Java - Using Continue and Return

  • Java
  • 3 mins read

In this tutorial, you will learn about Java continue and return statements.

Using continue in Java

The continue statement does such an action. In while and do-while loops, a continue statement effects control to be transferred directly to the conditional expression that controls the loop.

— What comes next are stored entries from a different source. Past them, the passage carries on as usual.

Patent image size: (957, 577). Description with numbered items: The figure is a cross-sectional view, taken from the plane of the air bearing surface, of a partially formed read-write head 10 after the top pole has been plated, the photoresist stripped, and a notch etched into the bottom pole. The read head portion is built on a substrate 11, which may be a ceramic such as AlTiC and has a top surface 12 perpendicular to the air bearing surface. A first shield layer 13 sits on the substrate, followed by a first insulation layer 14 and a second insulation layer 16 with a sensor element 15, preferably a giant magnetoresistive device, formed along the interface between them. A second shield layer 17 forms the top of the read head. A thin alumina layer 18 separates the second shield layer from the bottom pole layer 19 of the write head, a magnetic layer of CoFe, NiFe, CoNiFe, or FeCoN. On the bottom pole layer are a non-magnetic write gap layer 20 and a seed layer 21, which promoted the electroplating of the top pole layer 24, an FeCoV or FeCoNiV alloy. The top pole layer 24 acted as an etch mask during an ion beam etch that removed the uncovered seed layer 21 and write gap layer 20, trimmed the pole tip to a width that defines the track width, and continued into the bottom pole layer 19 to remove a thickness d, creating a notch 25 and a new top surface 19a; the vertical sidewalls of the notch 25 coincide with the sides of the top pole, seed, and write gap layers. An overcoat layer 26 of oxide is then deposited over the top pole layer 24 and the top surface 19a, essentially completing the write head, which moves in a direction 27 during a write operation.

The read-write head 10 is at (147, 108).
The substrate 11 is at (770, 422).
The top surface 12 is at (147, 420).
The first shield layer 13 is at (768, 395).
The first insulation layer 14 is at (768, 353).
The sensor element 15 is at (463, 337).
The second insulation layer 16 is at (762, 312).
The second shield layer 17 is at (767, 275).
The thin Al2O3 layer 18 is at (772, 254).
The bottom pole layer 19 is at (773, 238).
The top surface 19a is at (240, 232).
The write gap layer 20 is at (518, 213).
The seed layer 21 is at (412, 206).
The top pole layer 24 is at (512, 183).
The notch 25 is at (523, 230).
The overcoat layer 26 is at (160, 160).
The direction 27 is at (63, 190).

Here is a sample program that uses continue to cause two numbers to be printed on each line:

// Demonstrate continue.
class Continue {
public static void main(String args[]) {
for(int i=0; i<10; i++) {
System.out.print(i + " ");
if (i%2 == 0) continue;

This code uses the % operator to verify if i is even. If it is, the loop runs without printing a newline. Here is the output from this program:

01 23 45 67 89

As with the break statement, continue may define a label to explain which enclosing loop to continue. Here is a sample program that uses continue to print a triangular multiplication table for 0 through 9:

// Using continue with a label.
class ContinueLabel {
public static void main(String args[]) {
outer: for (int i=0; i<10; i++) {
for(int j=0; j<10; j++) {
if(j > i) {
continue outer;
System.out.print(" " + (i * j));

The continue statement in this example exits the loop counting j and continues with the next iteration of the loop counting i.

Here is the output of this program:

02 4
036 9
0 4 8 12 16
0 5 10 15 20 25
0 6 12 18 24 30 36
0 7 14 21 28 35 42 49
0 8 16 24 32 40 48 56 64
0 9 18 27 36 45 54 63 72 81

Valid uses of continue are rare. One cause is that Java provides a rich set of loop statements which fit most applications. Nevertheless, for those special circumstances in which early iteration is needed, the continue statement provides a structured way to achieve it.

Using return in Java

The last control statement is return. The return statement is employed to explicitly return from a method. That is, it initiates program control to transfer back to the caller of the method. As such, it is named as a jump statement.

The following sample illustrates this point.

Here, return makes execution to return to the Java run-time system because it is the run-time system that calls main( ):

// Demonstrate return.
class Return {
public static void main(String args[]) {
boolean t = true;
System.out.println("Before the return.");
if(t) return; // return to caller
System.out.println("This won't execute.");

The result of this program is shown here:

Before the return.

As you can see, the final println( ) statement is not executed. As soon as return is executed, control passes back to the caller.

One last point: In the above program, the if(t) statement is essential. Without it, the Java compiler would flag an “unreachable code” error since the compiler would know that the last println( ) statement would never be executed. To counter this error, the if statement is used here to trick the compiler for the sake of this explanation.